Hospice isn’t—and never will be—curative care. Instead, hospice care is for the patient who decides to forgo curative care in favor of palliative care. A large variety of specialists are available for hospice care: neurologists, pulmonologists, occupational therapists, nurses, dieticians, home care employees, social workers, ministers, and more. Their job is to help with pain management, comfort care, and symptom management. They are also there to support the family. There is counseling for the patient and the family before death, and even counseling for the family after death.

Hospice care is personalized for each patient and each family. For a family faced with the death of a child who has a severe motor disorder, hospice may help with occupational therapy to help with muscular problems or to help with pain management.
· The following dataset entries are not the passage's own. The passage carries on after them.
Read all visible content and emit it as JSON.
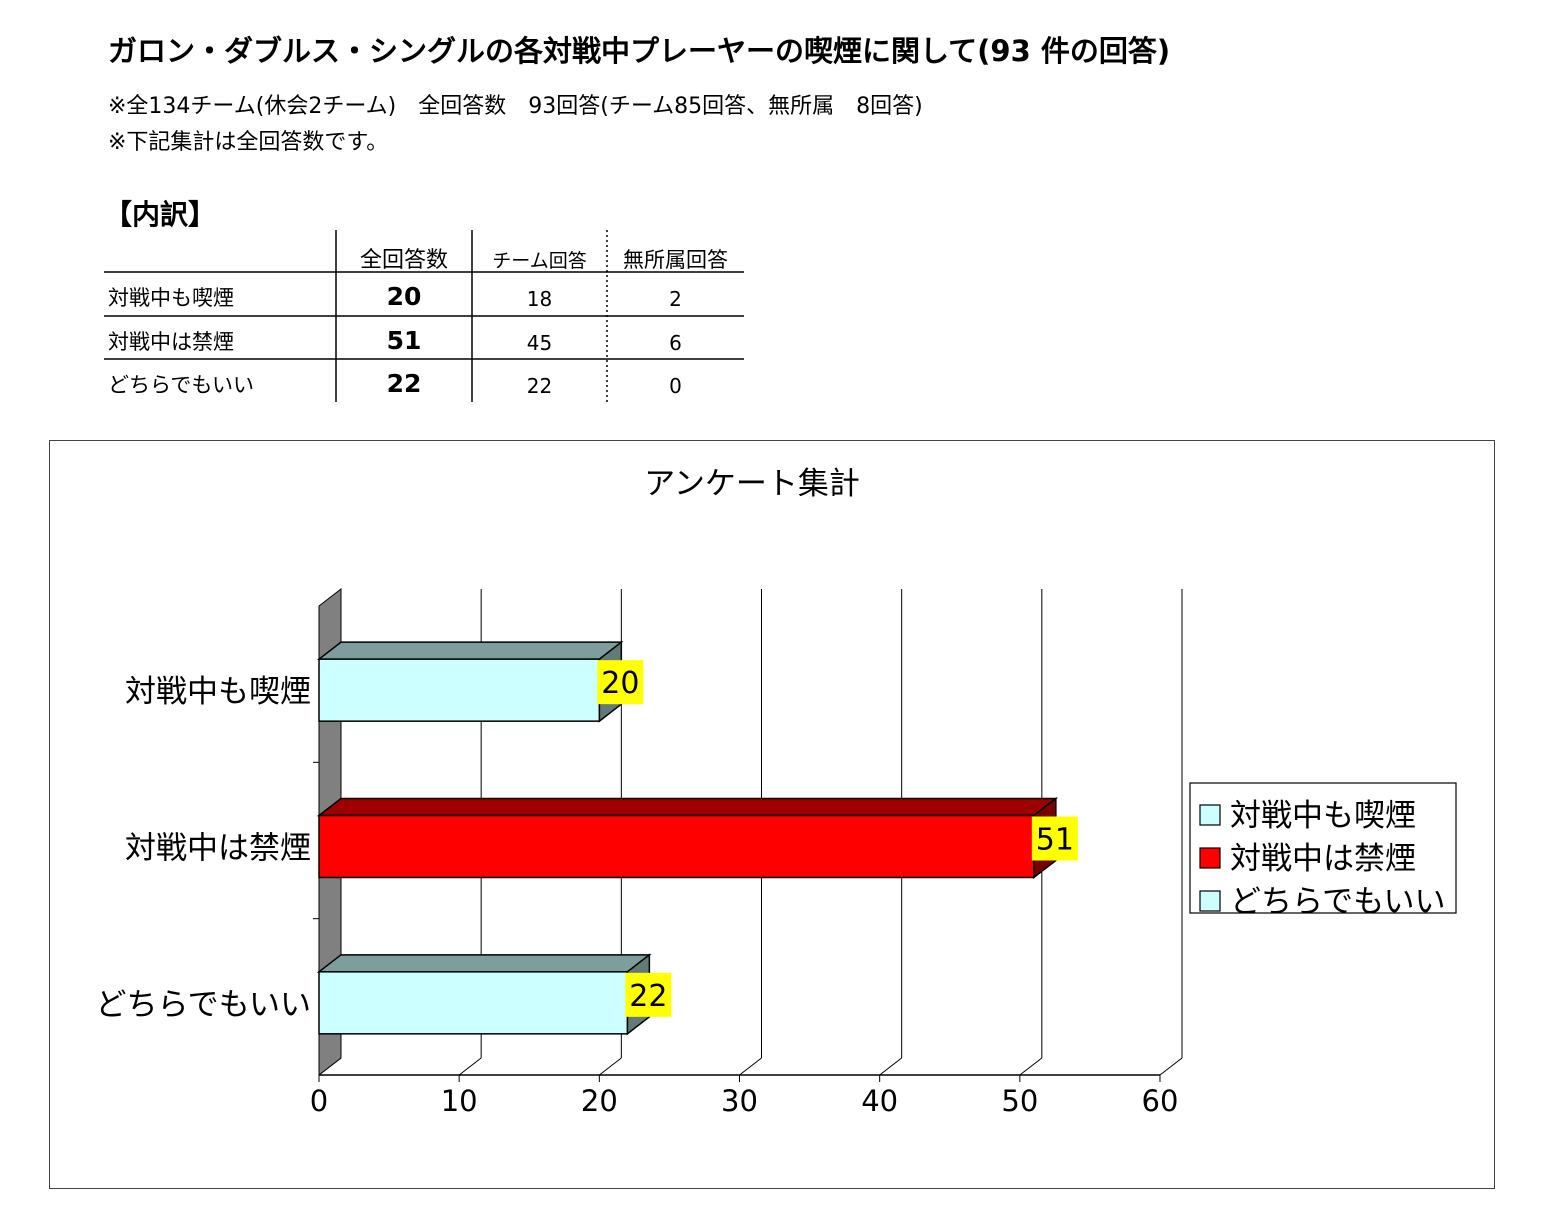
{
  "title": "ガロン・ダブルス・シングルの各対戦中プレーヤーの喫煙に関して(93 件の回答)",
  "notes": [
    "※全134チーム(休会2チーム)　全回答数　93回答(チーム85回答、無所属　8回答)",
    "※下記集計は全回答数です。"
  ],
  "breakdown": {
    "heading": "【内訳】",
    "columns": [
      "全回答数",
      "チーム回答",
      "無所属回答"
    ],
    "rows": [
      {
        "label": "対戦中も喫煙",
        "total": "20",
        "team": "18",
        "independent": "2"
      },
      {
        "label": "対戦中は禁煙",
        "total": "51",
        "team": "45",
        "independent": "6"
      },
      {
        "label": "どちらでもいい",
        "total": "22",
        "team": "22",
        "independent": "0"
      }
    ]
  },
  "chart_data": {
    "type": "bar",
    "orientation": "horizontal",
    "title": "アンケート集計",
    "categories": [
      "対戦中も喫煙",
      "対戦中は禁煙",
      "どちらでもいい"
    ],
    "values": [
      20,
      51,
      22
    ],
    "colors": [
      "#ccffff",
      "#ff0000",
      "#ccffff"
    ],
    "xlim": [
      0,
      60
    ],
    "xticks": [
      0,
      10,
      20,
      30,
      40,
      50,
      60
    ],
    "grid": true,
    "data_label_color": "#ffff00",
    "legend": {
      "position": "right",
      "entries": [
        {
          "name": "対戦中も喫煙",
          "color": "#ccffff"
        },
        {
          "name": "対戦中は禁煙",
          "color": "#ff0000"
        },
        {
          "name": "どちらでもいい",
          "color": "#ccffff"
        }
      ]
    }
  }
}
The hospice employees will focus their care on the child’s symptoms, both medical and psychological while assisting the family best care for the child and prepare for their child’s death.

For a family faced with a grandfather slipping into dementia, the care will be entirely different. Hospice employees will focus on the aspects of life that the dementia is affecting. Since dementia is a symptom, not a disease, hospice will also focus on the origin of the problem, perhaps Alzheimer’s or maybe another source.

Hospice Care Basics

Dealing with death is a scary prospect. When faced with a life-threatening illness, a patient is dealing with both medical and emotional difficulties. This is what hospice is genuinely for, to help patients and families make it through this difficult time with care, friendship, and hopefully a lot of smiles.

Hospice is unlike any other type of medical care because it’s palliative medicine, which is comfort medicine. A hospice worker is unlikely to be able to save a patient—the very nature of hospice care means tending for those who are facing death. Instead, hospice employees do as much as possible to relieve and prevent any suffering and make the last days, weeks, months, or years of a patient’s life as promising and fruitful as possible.

Dame Cicely Saunders was one of the pioneers of modern palliative care. While studying nursing in England during WWII, she saw a lot of pain and death. She realized that terminal patients needed an approach that dealt with both the medical and psychological issues while keeping the patients’ dignity intact. She opened the first hospice hospital with a well-trained medical and palliative care staff. Hospice care quickly grew, becoming the critical field we know today.

Hospice care plays a vital role in our society, especially for the elderly and their families, and palliative care is an essential resource for those who need relief from pain.